The StackMob Platform will cease operation on Sunday May 11th, 2014. We are no longer accepting new customers.
Generating table of contents...

StackMob and OAuth


StackMob has two ways of authorizing API calls to our servers: OAuth 1.0 and OAuth 2.0. Our Dashboard and SDKs use OAuth and take care of the OAuth implementation details for you. OAuth 1.0 and 2.0 make use of the application keys so that our server knows what app to direct the requests to, and in OAuth 2.0's case, who the request is coming from.

Our iOS, Android, and JS SDKs use OAuth 2.0 to make calls to the REST API. OAuth 2.0 only uses the public key that StackMob issues your application.

Our Dashboard Console and Dashboard Object Browser use OAuth 1.0, which uses both the public and private keys that StackMob issues your application.

Let's see how OAuth 1.0 and 2.0 are used at StackMob and what they mean.

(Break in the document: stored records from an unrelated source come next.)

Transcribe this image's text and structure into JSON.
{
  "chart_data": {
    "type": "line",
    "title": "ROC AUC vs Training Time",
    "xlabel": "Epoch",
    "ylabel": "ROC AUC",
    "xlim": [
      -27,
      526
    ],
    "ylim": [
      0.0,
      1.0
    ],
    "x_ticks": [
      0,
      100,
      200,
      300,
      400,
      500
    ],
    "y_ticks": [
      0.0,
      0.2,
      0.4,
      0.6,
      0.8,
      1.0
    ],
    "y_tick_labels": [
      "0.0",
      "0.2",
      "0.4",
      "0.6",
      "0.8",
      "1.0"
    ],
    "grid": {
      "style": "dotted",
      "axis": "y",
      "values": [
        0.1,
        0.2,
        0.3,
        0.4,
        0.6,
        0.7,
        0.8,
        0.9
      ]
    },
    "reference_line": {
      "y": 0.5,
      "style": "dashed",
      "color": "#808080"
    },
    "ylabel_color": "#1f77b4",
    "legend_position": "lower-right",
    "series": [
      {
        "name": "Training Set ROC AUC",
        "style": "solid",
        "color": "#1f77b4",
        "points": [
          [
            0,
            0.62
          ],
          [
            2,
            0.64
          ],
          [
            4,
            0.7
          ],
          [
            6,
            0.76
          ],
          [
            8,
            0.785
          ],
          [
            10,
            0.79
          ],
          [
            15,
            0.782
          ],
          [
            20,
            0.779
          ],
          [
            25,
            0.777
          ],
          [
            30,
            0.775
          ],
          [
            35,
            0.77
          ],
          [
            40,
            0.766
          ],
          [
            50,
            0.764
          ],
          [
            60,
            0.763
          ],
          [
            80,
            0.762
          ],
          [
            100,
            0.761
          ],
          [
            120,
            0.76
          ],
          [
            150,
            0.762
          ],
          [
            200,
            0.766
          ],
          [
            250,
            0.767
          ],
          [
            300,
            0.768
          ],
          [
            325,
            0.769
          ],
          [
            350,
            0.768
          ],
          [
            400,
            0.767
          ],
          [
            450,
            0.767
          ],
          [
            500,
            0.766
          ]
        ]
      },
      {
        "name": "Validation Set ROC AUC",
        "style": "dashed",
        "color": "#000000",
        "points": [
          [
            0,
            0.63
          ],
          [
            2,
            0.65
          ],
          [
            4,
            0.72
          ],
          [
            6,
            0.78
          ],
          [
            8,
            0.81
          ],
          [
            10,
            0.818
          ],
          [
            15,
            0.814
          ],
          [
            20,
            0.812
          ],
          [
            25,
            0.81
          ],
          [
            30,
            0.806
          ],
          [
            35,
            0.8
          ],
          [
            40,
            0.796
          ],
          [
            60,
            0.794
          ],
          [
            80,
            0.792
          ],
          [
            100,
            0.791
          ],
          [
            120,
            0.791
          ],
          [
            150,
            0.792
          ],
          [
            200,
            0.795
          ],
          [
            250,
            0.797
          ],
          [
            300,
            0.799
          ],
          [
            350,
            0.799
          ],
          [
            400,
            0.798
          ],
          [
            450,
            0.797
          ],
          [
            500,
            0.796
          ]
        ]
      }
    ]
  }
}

If you're writing your own REST API client in another language, this document may help you decide on whether or not to use OAuth 1.0 or OAuth 2.0.

OAuth 1.0

StackMob issues your application public and private key pairs - one pair for your development environment and another for your production environment. OAuth 1.0 signs requests with both the public and private key to identify that the request is a valid one for your app. Your public and private keys are unique to your app.

What uses OAuth 1.0?

What uses OAuth 1.0 on StackMob?

When is OAuth 1.0 used?

For StackMob, we assume that if you know the private key, you're the developer. Hence if you use OAuth 1.0 (meaning you have the private key), you have privileged access to the API, and your calls bypass the logged-in access control rules you've specified for your app. As such, OAuth 1.0/private key access is generally used when you want full access to your data, which is why the Dashboard Console and Dashboard Object Browser use OAuth 1.0.


You're writing a PHP admin site for your enduser and want your user to have access to all the data, bypassing the Access Control restrictions. You'd write an PHP client that implements OAuth 1.0 (a simple example of PHP, OAuth 1.0, and StackMob)

The private key should NEVER be given out in public.

OAuth 2.0

OAuth 2.0 only uses the public key to connect to the REST API. It doesn't need the private key StackMob issues you.

What uses OAuth 2.0?

What uses OAuth 2.0 on StackMob?

OAuth 2.0 and (no) Private Key

The iOS, Android, and JS SDKs use OAuth 2.0 to authenticate API calls. When you initialize your SDKs, you only provide your public key. You don't use the private key that StackMob issues you.

When your users login with their username and password, they're each issued a personal private key which the SDK takes care of behind the scenes. You don't have to deal with it at all. That personal private key (which has an expiration date of 1 hour), is used to sign the request. As a result, the server not only knows which application the request is for, but which user is making the call.

With OAuth 2.0, REST API calls will respect the Access Control rules you've set, as we will know what user is logged in based on the token.

  • Twitter and Facebook use OAuth 2.0 in their JS SDKs.

When is OAuth 2.0 used?

OAuth 2.0 is preferred when you want to login users and so that you can respect Access Controls.


You have a PHP app where users login. Only they should be able to see and edit their profile, which you've represented as a schema. You may want to implement a PHP OAuth 2.0 client so that you can login your users and make user-signed calls to the REST API. This way, you can take advantage of the Access Control permissions you set for profile - for instance, setting Read to Allow Access to sm_owner (Object Owner).

You would also use OAuth 2.0 if you don't want to have your private key in the code.